Oggi, insieme ad Anastasiia Shchehol dell’Ambasciata d’Ucraina a Lubiana, abbiamo ufficialmente ricevuto una generosa donazione di cento libri in lingua ucraina. A nome della nostra istituzione, il ringraziamento è stato consegnato da Ivan Markovič, presidente del Consiglio dell’Ente Biblioteca di Capodistria.

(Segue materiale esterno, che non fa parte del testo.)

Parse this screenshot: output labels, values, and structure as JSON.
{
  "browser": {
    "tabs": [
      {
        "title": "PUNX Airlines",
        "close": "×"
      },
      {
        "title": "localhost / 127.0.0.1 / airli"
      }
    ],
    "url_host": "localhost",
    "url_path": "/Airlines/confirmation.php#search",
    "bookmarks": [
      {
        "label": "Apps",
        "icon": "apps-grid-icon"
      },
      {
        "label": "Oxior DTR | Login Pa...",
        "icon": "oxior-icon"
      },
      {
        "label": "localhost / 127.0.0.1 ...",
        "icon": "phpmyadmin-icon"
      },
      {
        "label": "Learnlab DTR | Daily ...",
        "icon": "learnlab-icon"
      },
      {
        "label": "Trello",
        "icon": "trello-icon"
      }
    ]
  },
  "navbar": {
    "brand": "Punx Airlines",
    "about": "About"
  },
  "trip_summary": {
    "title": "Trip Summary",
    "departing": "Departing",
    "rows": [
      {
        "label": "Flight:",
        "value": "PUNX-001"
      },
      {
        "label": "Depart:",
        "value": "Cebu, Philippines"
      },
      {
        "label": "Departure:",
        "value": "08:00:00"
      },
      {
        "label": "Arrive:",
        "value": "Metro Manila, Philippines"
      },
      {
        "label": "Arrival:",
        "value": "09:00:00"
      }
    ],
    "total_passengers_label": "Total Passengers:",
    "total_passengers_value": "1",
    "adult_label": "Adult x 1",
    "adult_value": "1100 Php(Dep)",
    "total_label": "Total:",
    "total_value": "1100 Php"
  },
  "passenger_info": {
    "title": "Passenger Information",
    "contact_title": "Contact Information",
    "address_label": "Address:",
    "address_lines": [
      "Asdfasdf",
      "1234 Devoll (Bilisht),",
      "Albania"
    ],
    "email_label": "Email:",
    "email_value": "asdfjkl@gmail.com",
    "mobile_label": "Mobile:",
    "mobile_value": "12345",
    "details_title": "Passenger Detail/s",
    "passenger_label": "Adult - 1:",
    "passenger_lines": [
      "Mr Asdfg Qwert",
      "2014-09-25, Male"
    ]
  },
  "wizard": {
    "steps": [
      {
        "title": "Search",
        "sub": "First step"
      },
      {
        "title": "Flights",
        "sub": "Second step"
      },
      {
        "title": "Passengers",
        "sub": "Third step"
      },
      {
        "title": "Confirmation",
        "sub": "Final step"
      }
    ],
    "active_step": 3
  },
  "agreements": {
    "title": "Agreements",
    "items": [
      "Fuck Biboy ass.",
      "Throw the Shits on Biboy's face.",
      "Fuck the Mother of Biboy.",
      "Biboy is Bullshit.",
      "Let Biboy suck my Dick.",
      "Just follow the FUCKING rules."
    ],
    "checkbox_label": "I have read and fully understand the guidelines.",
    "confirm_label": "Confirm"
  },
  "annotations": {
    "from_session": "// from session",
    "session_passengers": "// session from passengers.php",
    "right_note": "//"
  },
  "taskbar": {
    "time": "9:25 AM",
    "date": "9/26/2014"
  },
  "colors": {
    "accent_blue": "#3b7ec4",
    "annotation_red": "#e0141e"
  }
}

La nuova collezione di libri ucraini rappresenta un prezioso arricchimento per i membri della comunità ucraina che vivono tra noi, tra i quali cresce costantemente il numero degli iscritti alla Biblioteca di Capodistria. Siamo lieti di poter contribuire, anche attraverso l’ampliamento dell’offerta bibliotecaria, alla conservazione della lingua, della cultura e del legame con la patria d’origine.
La raccolta comprende opere dei classici della letteratura ucraina, come Taras Ševčenko, Ivan Franko e Lesja Ukrajinka, testi della narrativa ucraina contemporanea di autori quali Jurij Vynnyčuk, Vasil Mahno e Irina Vasilenko, traduzioni di celebri bestseller internazionali (George Orwell, Václav Havel, François Hollande), libri per bambini e ragazzi, nonché opere storiche e documentarie dedicate all’Ucraina.
Un dono particolarmente significativo è la traduzione slovena del Kobzar, l’opera più importante della letteratura ucraina, che per gli Ucraini riveste un valore paragonabile a quello delle Poesie di Prešeren per gli Sloveni. Si tratta di una raccolta di poesie del poeta nazionale Taras Ševčenko (1814–1861), tradotta in sloveno da Josip Abram.
Un sentito ringraziamento per la visita e per questa preziosa donazione. Ci rende felici sapere che anche a Capodistria esiste un luogo in cui la parola ucraina ha trovato la sua casa.